Ramsden, one of the commercial flight instructors at Sugarbush Soaring, reviews buckles and the flight route we are about to embark on. He asks if I have ever been soaring before. In response, I add I’ve been on big planes and hiked tall mountains, but when it comes to heights and stomach dropping rides, I am not a fan.
The glider door is lowered down and the plane in front of us starts to move, and I remind myself that this is a short journey and to not think about the many possibilities I’ve seen in movies involving planes.
We are lifted from the ground in a slow progression upward, heading toward Sugarbush to look over the range into the New York Adirondacks. The ride is smooth, with little bumps. I stare straight ahead at the gauges in front of me (already once explained to me – but I have already forgotten). Ramsden checks to see how I’m doing before indicating he will detach the rope from the plane in front of us. At this moment, I believe the plane will plummet straight down onto the mountain ledges and I will be a historic reporter.
Opening my eyes, I find we are gliding, almost at a standstill. To the left of me is Lake Champlain and New York; in front of me a jagged line of one of curvy mountainous spines of Vermont. After discussing air patterns and clouds, Ramsden indicated he will veer right slightly. Seeing no problem I agree. I find the plane tipping and my whole body going slack; this could be my first faint ever.
Several deep breaths later we are soaring over Sugarbush. I can see Blueberry Lake in the distance. To the left of me is Waitsfield, to the right is Warren. The ride is fun and freeing, and I can imagine why a bird would never want to land.
I ask Ramsden where the airport field is compared to our location. Ramsden replies, “I don’t know. I’m lost.” In the instant that I feel my stomach come back up to my throat, he laughs and says it is to my one o’clock direction.
We hit a slight air pocket that lets us dip, shaken. I immediately put my hands to the roof for safety – in all reality that did nothing, in case you are wondering. Ramsden asks if I like roller coasters, to which I reply, not in the slightest. Ramsden jokes that I could become a pilot.
Ramsden signals on the radio that we will be returning to the field. He tells me how he will swing by East Warren Road before looping back around to the strip. Surprisingly, I do not freak out as we hit the pavement with our wheels and glide onto the grass. I am once again on land and my time as a bird is over.

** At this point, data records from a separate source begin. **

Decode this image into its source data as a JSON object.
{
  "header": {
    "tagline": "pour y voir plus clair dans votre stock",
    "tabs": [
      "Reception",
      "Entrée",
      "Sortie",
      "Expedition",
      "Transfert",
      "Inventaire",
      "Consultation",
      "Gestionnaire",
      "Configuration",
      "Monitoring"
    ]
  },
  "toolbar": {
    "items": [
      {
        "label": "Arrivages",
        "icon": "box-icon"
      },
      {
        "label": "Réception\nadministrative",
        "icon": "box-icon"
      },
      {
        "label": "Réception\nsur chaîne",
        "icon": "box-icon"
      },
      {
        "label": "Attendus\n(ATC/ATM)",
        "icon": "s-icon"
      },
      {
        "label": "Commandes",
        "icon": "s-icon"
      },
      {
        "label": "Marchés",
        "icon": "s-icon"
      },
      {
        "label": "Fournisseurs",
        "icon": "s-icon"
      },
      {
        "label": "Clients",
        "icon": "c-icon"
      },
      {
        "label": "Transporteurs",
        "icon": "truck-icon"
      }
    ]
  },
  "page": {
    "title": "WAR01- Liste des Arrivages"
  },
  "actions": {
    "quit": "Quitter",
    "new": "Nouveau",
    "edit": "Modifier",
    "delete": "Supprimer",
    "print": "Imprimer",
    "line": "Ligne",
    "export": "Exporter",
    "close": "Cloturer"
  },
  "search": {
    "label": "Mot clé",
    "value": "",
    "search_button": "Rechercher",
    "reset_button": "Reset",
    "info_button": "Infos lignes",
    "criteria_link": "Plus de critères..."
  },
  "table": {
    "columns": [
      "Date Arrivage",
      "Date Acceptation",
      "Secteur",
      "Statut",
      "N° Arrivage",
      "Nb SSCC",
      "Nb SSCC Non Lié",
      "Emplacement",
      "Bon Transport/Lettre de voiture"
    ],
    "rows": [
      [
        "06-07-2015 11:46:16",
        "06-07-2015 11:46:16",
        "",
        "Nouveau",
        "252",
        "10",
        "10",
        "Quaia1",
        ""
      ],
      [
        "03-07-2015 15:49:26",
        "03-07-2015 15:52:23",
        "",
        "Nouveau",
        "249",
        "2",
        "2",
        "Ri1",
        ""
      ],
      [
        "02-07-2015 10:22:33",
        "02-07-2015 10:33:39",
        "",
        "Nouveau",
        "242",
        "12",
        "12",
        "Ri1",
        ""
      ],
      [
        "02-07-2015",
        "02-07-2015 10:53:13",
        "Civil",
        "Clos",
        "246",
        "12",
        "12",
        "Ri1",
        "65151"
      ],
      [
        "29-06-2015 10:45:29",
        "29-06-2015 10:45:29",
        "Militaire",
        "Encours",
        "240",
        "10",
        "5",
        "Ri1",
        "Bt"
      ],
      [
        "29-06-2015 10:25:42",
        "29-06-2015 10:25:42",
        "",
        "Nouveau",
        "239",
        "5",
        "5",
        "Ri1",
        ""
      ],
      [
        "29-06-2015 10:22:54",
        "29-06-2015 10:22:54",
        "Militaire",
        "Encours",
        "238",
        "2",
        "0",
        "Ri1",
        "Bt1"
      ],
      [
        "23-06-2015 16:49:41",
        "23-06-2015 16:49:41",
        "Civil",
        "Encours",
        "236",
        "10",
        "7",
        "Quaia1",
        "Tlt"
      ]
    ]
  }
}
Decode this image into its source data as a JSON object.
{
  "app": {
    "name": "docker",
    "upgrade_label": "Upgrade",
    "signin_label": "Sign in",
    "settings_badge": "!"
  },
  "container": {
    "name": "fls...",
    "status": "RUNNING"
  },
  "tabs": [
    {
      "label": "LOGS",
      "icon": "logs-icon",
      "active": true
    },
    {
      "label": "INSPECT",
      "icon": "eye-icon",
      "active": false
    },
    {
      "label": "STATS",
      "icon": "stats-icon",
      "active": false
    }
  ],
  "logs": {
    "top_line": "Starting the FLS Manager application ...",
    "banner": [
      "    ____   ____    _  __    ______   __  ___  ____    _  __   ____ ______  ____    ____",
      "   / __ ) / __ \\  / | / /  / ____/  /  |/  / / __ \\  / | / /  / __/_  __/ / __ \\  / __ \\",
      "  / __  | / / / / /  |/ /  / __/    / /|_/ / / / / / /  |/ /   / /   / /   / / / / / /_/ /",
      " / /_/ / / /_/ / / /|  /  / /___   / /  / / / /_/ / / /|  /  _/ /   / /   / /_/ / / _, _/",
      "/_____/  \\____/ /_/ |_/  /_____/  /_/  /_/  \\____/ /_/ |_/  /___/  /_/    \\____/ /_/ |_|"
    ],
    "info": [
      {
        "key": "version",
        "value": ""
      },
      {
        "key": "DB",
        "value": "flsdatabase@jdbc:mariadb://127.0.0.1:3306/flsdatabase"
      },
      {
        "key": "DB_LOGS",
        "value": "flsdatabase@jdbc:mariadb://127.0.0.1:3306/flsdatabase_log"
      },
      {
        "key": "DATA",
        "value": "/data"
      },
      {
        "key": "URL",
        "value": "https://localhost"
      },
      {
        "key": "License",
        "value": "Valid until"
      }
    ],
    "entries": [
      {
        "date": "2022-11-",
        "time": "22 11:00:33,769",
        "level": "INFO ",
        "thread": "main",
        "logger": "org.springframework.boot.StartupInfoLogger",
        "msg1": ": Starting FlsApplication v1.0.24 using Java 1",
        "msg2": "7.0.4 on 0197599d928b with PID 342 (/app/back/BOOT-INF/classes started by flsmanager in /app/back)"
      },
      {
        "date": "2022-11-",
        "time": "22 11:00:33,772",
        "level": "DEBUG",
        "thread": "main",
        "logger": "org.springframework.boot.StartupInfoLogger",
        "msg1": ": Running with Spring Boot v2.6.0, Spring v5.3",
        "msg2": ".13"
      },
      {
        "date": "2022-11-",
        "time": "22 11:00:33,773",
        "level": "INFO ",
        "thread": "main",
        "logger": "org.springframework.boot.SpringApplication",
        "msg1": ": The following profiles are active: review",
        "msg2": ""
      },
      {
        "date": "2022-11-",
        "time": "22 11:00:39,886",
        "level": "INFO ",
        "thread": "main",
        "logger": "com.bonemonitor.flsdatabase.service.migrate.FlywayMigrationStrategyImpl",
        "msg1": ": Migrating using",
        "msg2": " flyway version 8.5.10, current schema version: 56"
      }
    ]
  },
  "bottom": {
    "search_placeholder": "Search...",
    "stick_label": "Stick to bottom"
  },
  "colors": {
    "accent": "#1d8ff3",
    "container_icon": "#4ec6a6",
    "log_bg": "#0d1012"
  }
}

Sugarbush Soaring does roughly 1,700 rides a year. Their highest amount was a few years back at 2000. The rides are weather dependent and tend to be busier on the weekends. The gliders have steady traffic all season before a peak in the foliage season. Steve Platt, another commercial pilot in the office who pilots single engine airplanes, seaplanes and gliders, said that a first ride to some is a religious experience. Platt said in foliage season when riding toward Northfield ridge, the tree colors make the ridge look ablaze.
Sugarbush Soaring has about nine pilots, including commercial and tow. The company also allows young individuals to learn about and how to fly planes. Introductory lessons, beginner training courses, commercial (FAA Commercial Glider Certificate), certified flight instructor (FAA CFI-Glider) and customized training are available.